The books are now closed on 1987, and the ending, according to figures published in the industry newsletter Video Week, was not a happy one. The videocassette business (not including blank tapes) grew by an estimated 15 percent -- compared with almost 50 percent the year before -- despite the general increase in the prices of hit movies. Most of that growth came from sales of low-priced movies, confirming once again the general pall that has settled on the movie rental business. That may be good news for the rest of us though, since the major studios are now under pressure to dream up ways to keep renters happy.

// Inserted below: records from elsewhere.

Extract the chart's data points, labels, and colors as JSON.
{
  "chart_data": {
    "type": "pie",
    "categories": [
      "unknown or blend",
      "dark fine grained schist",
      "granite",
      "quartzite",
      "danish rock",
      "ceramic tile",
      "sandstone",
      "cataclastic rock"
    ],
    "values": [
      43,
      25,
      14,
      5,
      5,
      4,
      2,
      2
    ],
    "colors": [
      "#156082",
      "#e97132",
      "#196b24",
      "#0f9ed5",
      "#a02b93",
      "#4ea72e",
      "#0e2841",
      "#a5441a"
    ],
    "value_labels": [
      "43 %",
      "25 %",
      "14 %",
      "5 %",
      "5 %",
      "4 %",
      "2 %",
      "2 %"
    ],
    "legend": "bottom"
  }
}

Studio watchers will not be surprised to learn that last year Paramount rose to the top of the video heap, as it did in the theaters; the fact that its biggest movies of 1987 -- "The Untouchables," "Beverly Hills Cop II" and "Fatal Attraction" -- have yet to come out on tape bodes well for that studio's video fortunes in 1988. Disney and Warner were the other big gainers in 1987, while a parade of lackluster movies from 20th Century-Fox, Columbia and Universal caused declines in their video market shares.

It Takes Two

In his recently published book "Hitchcock and Selznick," film historian Leonard J. Leff reveals that the seven-year collaboration between director Alfred Hitchcock and producer David O. Selznick in the 1940s represented an unending battle of wills between two of Hollywood's biggest egos. Each had his own agenda: Selznick, who brought Hitchcock over from England, was desperate to hold on to a director who could help him maintain the prestige he won with "Gone With the Wind" and worked very closely on their films to ensure that they would do just that. Hitchcock, on the other hand, was interested in one thing -- independence, both artistic and, more importantly, financial. Selznick had a bigger hand in Hitchcock's pictures than any other producer ever did, and Hitchcock fought him every step of the way. But as Hitchcock's other films during the same period demonstrate, the greater Selznick's involvement, the better the picture (with one exception). This month Key Video will permanently cut the prices on the four Hitchcock-Selznick collaborations: the classics "Rebecca" (1940), "Spellbound" (1945) and "Notorious" (1946), and the duo's final, less successful outing, "The Paradine Case" (1948), which is making its home video debut. Key is also discounting Hitchcock's best non-Selznick picture of the decade, the 1944 "Lifeboat."

Let's Get Spiritual

Now that the Christmas trees have shed their needles, home video companies are ready to get you thinking about the next round of religious holidays and the vital role that the VCR can play in the nation's home-screen altars. This month brings a flurry of tapes designed to cultivate the Easter and Passover spirits in viewers of all ages. For the kids, there's the "Heroes of the Bible" series of seven animated programs ranging in length from 30 to 60 minutes and priced at $10 each. Fans of the big-screen biblical epic can trace that bygone genre's rise and fall in three $29.98 features from CBS/Fox: "The Robe" (1953), "The Bible" (1966) and the 1976 television extravaganza "Moses." Finally, the Institute for Creative Jewish Media is offering "The Joy of Passover," which combines dramatizations of the holiday's origins with step-by-step instructions on creating a successful Seder; the half-hour tape sells for $29.95.

The Company She Keeps

Pia Zadora never was a casting director's dream, especially when it came to finding a supporting cast that would make her look like a star. One of next month's rental releases -- it's priced at $79.95 -- shows that somebody had the right idea: Surround her with creatures from outer space. The 1984 feature "Voyage of the Rock Aliens," finally seeing the light of home video courtesy of Prism Entertainment, casts Pia as a high school coed who launches a musical career singing with a band of extraterrestrial rock musicians who arrive on Earth in a guitar-shaped space ship. And in one of her final roles, Ruth Gordon shows up as the town sheriff. The film's attempt at a hit single, Pia's disco duet (with Jermaine Jackson) "When the Rain Begins to Fall," will sound familiar to those for whom strobe lights and mirror balls are the stuff of which late-night dreams are made.